The vast macrocosm we live in is frustratingly unknowable. We can squeeze a lot into our three-pound brains, but trying to understand the nature of the universe is just too enormous a feat. Logically, the universe is either infinite or finite. If the universe is infinite, it was not created and it will not terminate. Contrastingly, if the universe is finite, the universe began and will end with nothingness (zero). Strangely, neither of these options can be logically worked out. Since these are our only options, the problem must be in our understanding. Although we can try to come to logical conclusions, our inability to comprehend the concepts of infinity, zero (as a vacuum), and time, limit our understanding of the universe.
All knowledge is bound by a three-fold constraint: our physical position in space, the experiences we have within it, and the physical construction of our brains. As a picture is only understood when viewed as a cohesive whole, we cannot fully understand concepts that we have not experienced. How can we think about ideas that are foreign to us? The ideas of infinity and zero are understatedly bizarre and unfamiliar to us. The associations we have with these concepts are hollow. The words we use to describe infinity and zero: “always”, “eternal”, “endless”, “∞”, and “nothingness”, “vacuum”, “0” with respect to the latter, are tautologies; they are only reiterations of the definitions of the terms. We do not experience things arising from nothingness and since we are finite creatures, we do not experience things that exist infinitely. We only experience creation and termination as part of a perpetual sequence of redistribution of matter and energy. Since the universe can only exist infinitely or finitely, and we cannot fully understand these concepts, we thus cannot understand the nature of the universe.

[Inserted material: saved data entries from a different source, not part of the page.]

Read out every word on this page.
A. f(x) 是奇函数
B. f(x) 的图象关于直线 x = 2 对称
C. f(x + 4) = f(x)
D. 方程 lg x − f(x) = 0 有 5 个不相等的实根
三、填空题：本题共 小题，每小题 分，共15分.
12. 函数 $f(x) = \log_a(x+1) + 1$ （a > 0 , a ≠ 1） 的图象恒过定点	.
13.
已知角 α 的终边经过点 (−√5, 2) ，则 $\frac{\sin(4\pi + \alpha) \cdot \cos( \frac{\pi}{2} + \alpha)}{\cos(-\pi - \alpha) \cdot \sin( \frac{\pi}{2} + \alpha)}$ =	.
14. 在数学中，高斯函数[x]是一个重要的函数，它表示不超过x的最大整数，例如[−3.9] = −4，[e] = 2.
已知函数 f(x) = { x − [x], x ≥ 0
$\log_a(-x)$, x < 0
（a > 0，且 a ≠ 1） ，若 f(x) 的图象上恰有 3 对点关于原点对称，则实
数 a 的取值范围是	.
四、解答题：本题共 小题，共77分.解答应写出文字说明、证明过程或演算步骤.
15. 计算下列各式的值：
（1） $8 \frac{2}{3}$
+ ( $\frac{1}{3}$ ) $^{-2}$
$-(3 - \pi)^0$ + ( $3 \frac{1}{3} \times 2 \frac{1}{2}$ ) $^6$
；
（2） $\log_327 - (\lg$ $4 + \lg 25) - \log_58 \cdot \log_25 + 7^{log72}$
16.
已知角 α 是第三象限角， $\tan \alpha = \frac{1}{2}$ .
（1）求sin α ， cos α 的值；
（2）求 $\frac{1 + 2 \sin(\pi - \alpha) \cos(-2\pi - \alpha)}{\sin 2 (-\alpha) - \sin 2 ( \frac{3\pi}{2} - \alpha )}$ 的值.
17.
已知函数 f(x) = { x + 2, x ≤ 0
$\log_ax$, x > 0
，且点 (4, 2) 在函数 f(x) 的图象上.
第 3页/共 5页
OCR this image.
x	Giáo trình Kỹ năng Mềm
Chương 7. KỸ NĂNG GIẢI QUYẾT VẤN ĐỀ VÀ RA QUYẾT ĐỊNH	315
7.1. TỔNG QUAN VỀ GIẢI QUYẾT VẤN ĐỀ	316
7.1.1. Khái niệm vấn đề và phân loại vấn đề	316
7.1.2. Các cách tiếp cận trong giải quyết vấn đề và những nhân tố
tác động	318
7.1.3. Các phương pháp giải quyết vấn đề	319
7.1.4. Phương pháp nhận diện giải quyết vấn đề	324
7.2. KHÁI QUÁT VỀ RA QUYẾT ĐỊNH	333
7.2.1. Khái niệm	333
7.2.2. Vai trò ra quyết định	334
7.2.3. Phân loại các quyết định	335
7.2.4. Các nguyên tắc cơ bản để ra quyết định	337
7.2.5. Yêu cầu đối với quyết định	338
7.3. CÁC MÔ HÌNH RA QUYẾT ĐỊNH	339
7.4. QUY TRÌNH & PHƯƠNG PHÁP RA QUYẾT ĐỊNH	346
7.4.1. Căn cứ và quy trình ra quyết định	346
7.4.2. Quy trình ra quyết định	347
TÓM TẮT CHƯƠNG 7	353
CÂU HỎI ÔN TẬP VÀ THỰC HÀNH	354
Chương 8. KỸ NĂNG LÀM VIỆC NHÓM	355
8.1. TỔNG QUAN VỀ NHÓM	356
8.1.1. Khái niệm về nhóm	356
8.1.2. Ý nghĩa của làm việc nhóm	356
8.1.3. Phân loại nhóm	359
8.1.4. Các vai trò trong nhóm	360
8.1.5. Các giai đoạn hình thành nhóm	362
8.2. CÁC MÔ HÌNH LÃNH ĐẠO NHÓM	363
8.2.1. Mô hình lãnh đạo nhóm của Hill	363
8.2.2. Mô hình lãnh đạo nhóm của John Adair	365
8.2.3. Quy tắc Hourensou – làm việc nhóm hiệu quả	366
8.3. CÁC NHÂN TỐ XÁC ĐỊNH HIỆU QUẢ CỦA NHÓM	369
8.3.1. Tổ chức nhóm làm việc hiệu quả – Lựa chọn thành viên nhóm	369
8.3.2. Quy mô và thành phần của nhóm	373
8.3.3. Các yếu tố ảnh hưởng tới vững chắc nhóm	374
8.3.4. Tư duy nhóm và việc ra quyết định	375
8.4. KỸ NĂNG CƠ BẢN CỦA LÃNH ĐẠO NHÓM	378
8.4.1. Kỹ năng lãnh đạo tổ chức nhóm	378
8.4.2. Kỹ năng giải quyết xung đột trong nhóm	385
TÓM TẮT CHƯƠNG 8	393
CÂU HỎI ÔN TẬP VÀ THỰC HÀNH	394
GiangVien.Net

In our understanding of the concept of ‘nothing’, “0” can never yield “1”, and “1” can never yield “0”. If our logic is not fallacious, the universe thus cannot be finite, as it would have to arise from “0” (go from nothing to something), and end in “0” (go from something to nothing). By deductive reasoning, if the finite is logically impossible, we are only left with the possibility that the universe is infinite. ‘Infinity’ as a concept isn’t logically impossible as is “0 to 1”, so it must be our understanding of this concept that is crippled. We cannot represent this idea conceptually, or grasp or exercise concepts involved in its articulation. We can only represent this idea through mathematics, but here we run into a loop. Infinite summations can be made without reference to time, whereas the true concept of infinity, by definition, includes time. It appears that our understanding of ‘time’ could have enormous implications for our understanding of the universe. Without temporality, ‘infinity’ loses its meaning, which would even further mask our understanding of the universe. An a-temporal universe would just be in a state of existence. It would be “1”.